Progress on Network Inference Sub-Challenge
This sub-challenge has several requirements:
- Directed and causal edges on the models (32 models - 4 cell lines × 8 stimuli)
- Edges should be scored (normalizing to range between 0 and 1) that will show confidence
- Nodes will be phosphoproteins from the data
- Prior knowledge network (that can be constructed using pathway databases) is allowed to be used (actually this is a must for some network inference tools)
First thing was to look for existing tools. ddepn seemed a good option but it didn’t work for us. We checked for different tools on Bioconductor for our purpose. There was a tool called CellOptNR, which I thought we could use it for the second sub-challenge. Actually, on Synapse, the second sub-challenge has been modified recently, so right now I’m sure about it. But for the first sub-challenge, CellOptNR and a tool related to it called CNORfeeder will be useful.
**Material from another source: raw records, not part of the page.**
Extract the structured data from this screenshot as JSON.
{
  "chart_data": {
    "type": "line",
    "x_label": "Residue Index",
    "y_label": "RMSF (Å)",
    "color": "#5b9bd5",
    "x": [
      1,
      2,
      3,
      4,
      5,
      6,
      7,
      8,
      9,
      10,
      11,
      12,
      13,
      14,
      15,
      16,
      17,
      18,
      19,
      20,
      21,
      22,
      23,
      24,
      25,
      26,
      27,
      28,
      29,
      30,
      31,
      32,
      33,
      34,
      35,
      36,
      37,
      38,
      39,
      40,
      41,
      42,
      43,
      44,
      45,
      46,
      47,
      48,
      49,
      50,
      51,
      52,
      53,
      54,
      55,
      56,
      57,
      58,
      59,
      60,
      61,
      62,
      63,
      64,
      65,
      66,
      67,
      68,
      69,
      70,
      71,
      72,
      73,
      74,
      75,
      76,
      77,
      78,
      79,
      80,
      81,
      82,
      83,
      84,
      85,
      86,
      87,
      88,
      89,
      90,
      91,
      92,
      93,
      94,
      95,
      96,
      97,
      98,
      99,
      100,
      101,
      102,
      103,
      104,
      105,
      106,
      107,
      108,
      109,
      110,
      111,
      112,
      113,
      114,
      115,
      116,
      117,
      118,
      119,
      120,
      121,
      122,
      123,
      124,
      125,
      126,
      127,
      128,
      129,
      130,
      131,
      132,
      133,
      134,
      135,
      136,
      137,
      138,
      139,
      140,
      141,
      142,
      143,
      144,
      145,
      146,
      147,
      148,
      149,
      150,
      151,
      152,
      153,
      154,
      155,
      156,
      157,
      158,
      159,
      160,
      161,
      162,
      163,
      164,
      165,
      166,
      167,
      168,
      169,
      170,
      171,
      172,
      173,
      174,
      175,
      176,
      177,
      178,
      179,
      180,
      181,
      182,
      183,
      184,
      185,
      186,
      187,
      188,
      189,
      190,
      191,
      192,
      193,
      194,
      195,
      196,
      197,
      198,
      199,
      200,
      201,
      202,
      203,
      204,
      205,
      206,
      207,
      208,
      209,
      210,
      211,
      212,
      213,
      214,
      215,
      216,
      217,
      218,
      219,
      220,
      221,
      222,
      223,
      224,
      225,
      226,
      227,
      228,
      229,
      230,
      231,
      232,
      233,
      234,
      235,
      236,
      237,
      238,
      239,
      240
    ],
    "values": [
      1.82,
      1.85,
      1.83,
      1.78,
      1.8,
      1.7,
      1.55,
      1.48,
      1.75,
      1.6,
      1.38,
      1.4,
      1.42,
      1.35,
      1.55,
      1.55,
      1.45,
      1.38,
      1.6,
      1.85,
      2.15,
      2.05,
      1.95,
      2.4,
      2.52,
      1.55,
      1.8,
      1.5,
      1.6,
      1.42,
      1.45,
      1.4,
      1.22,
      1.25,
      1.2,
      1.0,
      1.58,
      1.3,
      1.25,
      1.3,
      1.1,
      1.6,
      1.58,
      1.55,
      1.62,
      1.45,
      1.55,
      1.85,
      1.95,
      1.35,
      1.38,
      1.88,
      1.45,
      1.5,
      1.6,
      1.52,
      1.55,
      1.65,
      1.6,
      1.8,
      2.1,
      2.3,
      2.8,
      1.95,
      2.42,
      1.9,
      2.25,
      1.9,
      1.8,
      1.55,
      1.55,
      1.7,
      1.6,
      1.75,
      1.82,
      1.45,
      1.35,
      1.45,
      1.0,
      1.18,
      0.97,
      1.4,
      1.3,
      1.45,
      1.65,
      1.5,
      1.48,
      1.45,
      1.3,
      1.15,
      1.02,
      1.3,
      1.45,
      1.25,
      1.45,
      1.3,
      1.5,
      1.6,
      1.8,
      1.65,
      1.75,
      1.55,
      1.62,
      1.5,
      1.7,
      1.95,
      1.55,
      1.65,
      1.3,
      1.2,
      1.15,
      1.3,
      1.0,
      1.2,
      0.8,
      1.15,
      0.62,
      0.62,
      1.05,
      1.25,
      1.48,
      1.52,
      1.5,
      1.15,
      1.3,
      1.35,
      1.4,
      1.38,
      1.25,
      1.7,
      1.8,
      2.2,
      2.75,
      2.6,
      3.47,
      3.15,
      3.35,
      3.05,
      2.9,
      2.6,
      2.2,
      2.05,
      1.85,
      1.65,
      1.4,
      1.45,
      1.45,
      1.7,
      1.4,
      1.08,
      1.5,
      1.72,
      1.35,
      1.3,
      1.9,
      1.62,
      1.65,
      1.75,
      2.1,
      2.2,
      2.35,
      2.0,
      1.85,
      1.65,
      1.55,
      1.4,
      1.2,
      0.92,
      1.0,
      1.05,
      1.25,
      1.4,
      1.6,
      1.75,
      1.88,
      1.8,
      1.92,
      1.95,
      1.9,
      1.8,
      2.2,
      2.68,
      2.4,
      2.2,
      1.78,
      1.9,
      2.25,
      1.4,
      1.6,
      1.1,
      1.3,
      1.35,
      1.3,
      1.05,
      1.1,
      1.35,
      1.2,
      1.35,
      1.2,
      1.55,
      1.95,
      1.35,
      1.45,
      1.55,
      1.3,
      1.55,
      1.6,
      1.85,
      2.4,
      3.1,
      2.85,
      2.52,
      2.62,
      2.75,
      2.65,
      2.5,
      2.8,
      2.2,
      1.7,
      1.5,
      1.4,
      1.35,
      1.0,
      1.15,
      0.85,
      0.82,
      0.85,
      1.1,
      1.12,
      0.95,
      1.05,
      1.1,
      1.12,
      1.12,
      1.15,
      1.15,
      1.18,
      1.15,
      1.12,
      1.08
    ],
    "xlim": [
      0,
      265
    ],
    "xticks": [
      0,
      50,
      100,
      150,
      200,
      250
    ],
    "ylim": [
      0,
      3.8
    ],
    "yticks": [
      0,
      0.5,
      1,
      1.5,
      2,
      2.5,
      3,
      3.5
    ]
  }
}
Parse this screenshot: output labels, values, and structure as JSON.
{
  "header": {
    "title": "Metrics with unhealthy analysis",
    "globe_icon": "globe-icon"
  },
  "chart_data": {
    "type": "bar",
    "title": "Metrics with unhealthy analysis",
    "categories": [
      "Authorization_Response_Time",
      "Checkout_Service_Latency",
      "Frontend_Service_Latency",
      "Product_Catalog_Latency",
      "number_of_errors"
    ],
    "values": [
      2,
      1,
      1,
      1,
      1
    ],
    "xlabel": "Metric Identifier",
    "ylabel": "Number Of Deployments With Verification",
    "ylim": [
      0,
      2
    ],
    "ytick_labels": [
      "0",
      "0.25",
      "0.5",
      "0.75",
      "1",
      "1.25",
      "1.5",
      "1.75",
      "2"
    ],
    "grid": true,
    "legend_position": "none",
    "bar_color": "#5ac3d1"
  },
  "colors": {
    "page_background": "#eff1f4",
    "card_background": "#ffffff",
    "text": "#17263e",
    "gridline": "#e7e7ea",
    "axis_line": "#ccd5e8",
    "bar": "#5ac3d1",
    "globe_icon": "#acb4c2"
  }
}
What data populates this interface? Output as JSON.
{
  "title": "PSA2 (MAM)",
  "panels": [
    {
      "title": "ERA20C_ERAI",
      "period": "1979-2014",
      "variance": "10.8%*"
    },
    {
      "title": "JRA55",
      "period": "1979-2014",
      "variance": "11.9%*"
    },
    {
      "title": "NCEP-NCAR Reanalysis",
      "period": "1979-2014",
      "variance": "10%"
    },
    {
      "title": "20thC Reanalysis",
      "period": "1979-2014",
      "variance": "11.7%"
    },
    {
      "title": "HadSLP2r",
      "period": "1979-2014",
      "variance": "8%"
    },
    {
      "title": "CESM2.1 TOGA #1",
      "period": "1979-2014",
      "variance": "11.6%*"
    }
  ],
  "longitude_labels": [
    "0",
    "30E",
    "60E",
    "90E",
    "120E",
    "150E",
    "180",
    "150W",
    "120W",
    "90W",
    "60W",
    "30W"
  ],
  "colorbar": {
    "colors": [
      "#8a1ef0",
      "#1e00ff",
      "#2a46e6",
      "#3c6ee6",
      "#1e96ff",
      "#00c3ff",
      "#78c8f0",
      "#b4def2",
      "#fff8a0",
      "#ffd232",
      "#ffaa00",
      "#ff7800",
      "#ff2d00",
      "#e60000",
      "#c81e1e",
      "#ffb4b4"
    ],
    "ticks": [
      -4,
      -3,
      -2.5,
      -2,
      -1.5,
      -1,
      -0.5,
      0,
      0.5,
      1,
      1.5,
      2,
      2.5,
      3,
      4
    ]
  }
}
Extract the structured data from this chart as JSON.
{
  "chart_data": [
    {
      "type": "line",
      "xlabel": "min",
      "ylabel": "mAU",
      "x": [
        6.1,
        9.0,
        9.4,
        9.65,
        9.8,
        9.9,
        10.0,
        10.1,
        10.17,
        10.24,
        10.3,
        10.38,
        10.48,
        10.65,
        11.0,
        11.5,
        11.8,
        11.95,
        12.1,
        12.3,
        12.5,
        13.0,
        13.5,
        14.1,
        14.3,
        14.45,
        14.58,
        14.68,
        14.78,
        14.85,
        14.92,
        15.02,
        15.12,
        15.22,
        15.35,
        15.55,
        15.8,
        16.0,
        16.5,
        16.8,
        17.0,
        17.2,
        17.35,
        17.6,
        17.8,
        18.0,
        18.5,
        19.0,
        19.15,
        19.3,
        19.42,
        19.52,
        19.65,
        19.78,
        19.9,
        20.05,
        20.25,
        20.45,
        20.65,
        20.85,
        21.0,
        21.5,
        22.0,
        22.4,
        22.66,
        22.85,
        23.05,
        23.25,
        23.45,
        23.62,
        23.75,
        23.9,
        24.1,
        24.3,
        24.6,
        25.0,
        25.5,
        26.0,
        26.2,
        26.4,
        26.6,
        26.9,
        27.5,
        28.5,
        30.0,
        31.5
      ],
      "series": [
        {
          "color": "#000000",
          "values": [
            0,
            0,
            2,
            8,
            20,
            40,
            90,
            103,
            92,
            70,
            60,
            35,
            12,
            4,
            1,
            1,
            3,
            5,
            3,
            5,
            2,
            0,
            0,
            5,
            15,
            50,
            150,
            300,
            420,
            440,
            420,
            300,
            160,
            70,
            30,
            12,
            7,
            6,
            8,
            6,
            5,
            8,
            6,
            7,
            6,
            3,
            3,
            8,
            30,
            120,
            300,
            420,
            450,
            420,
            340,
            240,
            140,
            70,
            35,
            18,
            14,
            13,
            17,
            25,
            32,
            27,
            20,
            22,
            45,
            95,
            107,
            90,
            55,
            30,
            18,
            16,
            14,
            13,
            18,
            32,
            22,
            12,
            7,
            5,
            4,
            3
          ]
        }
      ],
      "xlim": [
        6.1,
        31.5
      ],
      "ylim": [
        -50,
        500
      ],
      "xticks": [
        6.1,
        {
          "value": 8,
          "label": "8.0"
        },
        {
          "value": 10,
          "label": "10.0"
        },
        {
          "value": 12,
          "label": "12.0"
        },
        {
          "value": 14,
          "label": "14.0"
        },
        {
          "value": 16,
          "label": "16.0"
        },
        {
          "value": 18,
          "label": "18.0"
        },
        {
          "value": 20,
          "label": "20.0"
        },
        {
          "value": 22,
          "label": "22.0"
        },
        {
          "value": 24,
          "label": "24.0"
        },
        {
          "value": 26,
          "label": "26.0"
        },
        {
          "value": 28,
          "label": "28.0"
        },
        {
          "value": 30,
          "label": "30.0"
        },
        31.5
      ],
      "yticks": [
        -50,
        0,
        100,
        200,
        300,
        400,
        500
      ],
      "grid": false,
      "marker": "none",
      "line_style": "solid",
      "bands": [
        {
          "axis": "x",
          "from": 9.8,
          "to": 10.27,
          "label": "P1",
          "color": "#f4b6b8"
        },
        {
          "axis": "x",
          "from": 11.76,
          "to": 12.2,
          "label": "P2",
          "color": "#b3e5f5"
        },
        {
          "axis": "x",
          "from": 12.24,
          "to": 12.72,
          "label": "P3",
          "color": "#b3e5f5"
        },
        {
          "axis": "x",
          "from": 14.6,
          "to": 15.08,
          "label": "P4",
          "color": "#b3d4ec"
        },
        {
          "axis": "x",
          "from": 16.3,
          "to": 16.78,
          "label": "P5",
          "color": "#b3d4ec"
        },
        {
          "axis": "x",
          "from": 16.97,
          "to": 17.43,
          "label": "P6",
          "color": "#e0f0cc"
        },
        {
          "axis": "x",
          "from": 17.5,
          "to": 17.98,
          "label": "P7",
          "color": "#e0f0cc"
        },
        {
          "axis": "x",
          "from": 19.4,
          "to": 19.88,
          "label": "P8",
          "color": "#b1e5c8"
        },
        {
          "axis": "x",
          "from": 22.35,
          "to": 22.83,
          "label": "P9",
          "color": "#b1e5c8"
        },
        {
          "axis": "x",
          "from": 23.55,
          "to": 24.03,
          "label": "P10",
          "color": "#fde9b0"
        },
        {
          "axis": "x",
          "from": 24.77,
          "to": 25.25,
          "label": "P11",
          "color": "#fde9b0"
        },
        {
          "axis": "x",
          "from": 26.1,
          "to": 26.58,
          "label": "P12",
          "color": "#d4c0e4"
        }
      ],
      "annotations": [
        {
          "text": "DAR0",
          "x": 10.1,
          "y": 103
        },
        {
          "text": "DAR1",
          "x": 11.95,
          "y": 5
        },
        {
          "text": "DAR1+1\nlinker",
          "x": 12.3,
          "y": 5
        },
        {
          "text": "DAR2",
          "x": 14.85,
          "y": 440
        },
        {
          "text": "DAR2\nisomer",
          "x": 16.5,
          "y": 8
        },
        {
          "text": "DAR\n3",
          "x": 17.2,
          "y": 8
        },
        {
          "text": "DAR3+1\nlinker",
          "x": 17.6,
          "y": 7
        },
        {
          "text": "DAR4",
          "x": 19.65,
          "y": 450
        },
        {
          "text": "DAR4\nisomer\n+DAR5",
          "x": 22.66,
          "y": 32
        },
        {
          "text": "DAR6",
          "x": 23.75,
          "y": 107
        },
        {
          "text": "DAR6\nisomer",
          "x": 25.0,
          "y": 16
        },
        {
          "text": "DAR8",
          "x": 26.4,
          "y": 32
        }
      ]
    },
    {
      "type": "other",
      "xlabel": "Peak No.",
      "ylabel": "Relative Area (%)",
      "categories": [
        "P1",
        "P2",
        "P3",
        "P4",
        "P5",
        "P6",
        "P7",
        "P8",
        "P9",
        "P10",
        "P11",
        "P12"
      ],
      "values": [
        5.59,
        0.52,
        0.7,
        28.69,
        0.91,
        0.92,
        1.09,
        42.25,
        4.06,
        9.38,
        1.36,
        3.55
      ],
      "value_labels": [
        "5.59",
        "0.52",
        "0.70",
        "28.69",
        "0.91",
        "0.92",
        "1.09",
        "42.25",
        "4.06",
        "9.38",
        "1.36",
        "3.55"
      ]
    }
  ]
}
This tool gets two input. One is data from microarray experiments, which is simply protein abundance measurements under several stimuli/inhibitors and the other is a prior knowledge network (PKN) that can be constructed using different pathway sources such as WikiPathways, KEGG. It uses various inference methods to integrate the data and validate the network models.
So, we need to construct a PKN with the phosphoproteins in the data and then infer the network models. Next, we need to score each edge on the models and store the results in SIF and EDA files.
This sub-challenge also has in silico data part where there are similar requirements.
I tried an example (from DREAM 4 Challenge) given in vignette of CNORfeeder and it worked as expected. In vignette, a data-drive network is shown without an integration with any PKN but how it is created is not given.